In der Regel gehen die Beschwerden innerhalb eines Tages von selbst vorüber, sobald der Körper die Giftstoffe wieder ausgeschieden hat. Da der Körper dabei reichlich Flüssigkeit verliert, ist es wichtig, ausreichend zu trinken. Am besten geeignet sind Tees und spezielle Elektrolytlösungen aus der Apotheke. Betroffene sollten sich schonen und sich nicht zu sehr körperlich anstrengen

Wann Sie mit einer Lebensmittelvergiftung zum Arzt müssen

Halten Ihre Beschwerden länger an oder kommen zu Unwohlsein, Erbrechen und Durchfall noch weitere Symptome wie starkes Fieber hinzu, ist es ratsam zum Arzt zu gehen. Auch Schwangere, Babys, Kleinkinder, ältere Menschen und Personen mit einem geschwächten Immunsystem sollten einen Arzt aufsuchen.

Vorsicht bei einer Pilzvergiftung: Bei einer Pilzvergiftung sollte umgehend die Giftnotrufzentrale und/oder ein Notarzt kontaktiert werden.
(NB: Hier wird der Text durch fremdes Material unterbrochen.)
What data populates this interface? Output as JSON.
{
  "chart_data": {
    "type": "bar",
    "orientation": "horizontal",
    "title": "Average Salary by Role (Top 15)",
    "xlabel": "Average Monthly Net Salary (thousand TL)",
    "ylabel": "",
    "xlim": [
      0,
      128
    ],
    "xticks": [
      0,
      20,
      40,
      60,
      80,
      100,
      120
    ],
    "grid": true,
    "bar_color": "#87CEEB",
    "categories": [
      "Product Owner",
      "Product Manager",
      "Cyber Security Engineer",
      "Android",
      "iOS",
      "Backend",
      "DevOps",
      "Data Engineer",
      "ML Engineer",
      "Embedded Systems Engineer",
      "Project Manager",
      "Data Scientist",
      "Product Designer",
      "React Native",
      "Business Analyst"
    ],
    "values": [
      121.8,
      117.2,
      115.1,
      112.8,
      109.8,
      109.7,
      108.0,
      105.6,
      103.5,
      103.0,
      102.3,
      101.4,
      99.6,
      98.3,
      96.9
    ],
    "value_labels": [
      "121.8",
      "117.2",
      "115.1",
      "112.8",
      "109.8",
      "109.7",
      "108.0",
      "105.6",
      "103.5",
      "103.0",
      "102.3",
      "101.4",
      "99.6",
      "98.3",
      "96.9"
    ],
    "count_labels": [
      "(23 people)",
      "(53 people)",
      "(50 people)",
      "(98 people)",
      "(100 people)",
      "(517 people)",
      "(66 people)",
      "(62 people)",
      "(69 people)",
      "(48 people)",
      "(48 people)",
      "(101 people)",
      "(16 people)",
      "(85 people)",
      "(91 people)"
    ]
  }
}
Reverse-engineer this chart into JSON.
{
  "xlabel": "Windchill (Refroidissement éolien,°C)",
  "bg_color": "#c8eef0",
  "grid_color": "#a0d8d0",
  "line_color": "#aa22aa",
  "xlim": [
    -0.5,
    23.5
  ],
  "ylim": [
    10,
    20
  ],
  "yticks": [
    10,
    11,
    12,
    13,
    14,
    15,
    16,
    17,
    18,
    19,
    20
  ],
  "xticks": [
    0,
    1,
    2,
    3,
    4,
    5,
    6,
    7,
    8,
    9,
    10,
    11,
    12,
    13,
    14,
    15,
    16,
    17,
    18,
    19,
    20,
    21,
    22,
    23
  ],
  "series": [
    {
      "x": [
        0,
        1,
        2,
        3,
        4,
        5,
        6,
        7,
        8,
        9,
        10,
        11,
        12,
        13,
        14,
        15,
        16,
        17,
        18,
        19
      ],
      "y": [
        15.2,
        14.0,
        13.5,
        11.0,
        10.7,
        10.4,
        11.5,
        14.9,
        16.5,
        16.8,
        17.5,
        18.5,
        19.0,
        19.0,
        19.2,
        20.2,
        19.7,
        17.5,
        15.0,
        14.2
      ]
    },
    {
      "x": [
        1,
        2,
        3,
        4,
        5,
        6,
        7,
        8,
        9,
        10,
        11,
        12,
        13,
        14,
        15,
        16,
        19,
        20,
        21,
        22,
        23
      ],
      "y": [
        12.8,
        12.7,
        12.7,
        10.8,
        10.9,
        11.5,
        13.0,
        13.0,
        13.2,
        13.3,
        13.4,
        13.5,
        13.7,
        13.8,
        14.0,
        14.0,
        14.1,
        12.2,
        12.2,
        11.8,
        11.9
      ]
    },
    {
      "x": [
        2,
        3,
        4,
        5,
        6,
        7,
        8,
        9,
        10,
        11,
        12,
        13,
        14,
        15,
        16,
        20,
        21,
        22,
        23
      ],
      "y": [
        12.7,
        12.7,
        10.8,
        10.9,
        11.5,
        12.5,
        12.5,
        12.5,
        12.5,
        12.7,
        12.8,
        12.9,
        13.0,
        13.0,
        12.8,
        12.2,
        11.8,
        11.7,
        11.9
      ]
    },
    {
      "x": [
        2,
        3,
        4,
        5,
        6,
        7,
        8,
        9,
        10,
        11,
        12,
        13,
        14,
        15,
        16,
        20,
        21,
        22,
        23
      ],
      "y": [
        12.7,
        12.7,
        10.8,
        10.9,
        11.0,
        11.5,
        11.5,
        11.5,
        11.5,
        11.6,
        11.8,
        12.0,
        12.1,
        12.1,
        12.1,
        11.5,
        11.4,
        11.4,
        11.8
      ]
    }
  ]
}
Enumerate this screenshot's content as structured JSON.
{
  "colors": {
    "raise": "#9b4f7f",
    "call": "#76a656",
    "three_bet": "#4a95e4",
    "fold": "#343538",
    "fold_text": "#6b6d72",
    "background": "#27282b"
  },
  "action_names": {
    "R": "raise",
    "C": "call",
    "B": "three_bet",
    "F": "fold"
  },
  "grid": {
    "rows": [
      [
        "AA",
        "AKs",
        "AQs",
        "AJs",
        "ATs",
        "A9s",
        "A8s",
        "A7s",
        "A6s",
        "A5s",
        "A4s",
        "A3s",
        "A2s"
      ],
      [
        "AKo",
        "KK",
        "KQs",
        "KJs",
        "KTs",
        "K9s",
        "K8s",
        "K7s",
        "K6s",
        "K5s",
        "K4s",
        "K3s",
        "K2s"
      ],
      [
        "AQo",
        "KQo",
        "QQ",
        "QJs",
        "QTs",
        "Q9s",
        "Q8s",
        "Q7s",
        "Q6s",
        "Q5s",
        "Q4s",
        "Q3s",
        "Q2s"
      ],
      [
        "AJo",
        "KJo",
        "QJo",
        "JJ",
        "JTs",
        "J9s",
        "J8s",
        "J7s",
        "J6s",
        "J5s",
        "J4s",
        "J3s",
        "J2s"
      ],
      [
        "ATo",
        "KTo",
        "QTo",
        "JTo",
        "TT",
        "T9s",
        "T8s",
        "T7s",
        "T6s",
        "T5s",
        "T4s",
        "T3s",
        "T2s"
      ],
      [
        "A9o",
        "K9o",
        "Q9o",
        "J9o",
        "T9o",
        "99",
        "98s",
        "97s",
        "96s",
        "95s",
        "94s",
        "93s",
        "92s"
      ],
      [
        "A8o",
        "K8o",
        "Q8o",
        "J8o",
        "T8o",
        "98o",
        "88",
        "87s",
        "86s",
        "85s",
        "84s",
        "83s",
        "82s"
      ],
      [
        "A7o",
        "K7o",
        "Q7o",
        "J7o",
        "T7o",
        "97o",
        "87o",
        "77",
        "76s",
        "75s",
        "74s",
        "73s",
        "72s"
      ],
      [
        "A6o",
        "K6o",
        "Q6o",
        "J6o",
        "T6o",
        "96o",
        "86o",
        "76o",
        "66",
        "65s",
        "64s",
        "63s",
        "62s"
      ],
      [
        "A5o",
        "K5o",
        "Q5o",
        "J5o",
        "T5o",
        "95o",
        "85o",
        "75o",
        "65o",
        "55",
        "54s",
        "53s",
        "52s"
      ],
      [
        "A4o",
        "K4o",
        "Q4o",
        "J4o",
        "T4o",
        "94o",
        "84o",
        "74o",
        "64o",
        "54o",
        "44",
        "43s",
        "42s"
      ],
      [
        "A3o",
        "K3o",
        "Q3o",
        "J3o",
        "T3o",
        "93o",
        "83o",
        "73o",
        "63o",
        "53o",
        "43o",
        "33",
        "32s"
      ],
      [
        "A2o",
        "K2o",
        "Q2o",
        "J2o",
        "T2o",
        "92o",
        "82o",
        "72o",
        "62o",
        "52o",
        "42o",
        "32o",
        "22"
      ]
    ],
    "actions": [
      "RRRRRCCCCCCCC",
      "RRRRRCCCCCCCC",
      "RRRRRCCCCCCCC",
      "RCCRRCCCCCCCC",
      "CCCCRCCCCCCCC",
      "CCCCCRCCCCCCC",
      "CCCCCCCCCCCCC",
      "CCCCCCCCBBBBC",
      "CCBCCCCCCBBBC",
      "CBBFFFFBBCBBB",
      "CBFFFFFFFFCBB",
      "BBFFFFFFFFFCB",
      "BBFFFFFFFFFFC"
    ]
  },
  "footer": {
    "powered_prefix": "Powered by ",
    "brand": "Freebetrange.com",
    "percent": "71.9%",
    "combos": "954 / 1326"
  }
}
Bei einer Pilzvergiftung muss der Betroffene ins Krankenhaus.

Lebensmittelvergiftungen im Alltag vorbeugen

  • Achten Sie beim Einkauf von frischem Fisch, Fleisch und anderen leicht verderblichen Lebensmitteln immer auf das Mindesthaltbarkeitsdatum (MHD) sowie das Verbrauchsdatum. Auch die Verpackung sollte unversehrt sein.
  • Tierische Produkte transportieren Sie am besten nach dem Einkauf in einer Kühltasche. Achten Sie auf eine ununterbrochene Kühlkette.
  • Bewahren Sie die Lebensmittel möglichst in geschlossenen Behältern auf oder decken Sie diese vollständig ab.
  • Rohe tierische Produkte sind im Kühlschrank gut getrennt von frischen Lebensmitteln aufzubewahren.
  • Waschen Sie gründlich die Hände vor der Essenszubereitung.
  • Obst und Gemüse sollten vor dem Verzehr gründlich mit Wasser abgewaschen werden.
  • Fisch und Fleisch sollten Sie gut vor dem Verzehr durchbraten.
  • Verwenden Sie nicht die gleichen Schneidebretter für Fleisch und Salat.
  • Bringen Sie das Auftauwasser von gefrorenem Fleisch nicht in Kontakt mit anderen Lebensmitteln.
  • Lagern Sie rohe und gekochte Lebensmittel getrennt.
  • Essensreste nicht nur aufwärmen, sondern gut durcherhitzen.
  • Kochen Sie Rohmilch ab.
  • Nach der Zubereitung müssen Arbeitsplatte, Messer und Brett in der Spülmaschine oder mit Spülmittel und heißem Wasser gründlich gereinigt werden.
  • Kleinkinder, Schwangere und alte Menschen sollten Rohmilchprodukte, rohes Fleisch und Speisen mit rohen Eiern meiden.
  • Tauschen Sie Spülschwämme und Küchentücher in regelmäßigen Abständen aus, denn hier sammeln sich oft Bakterien.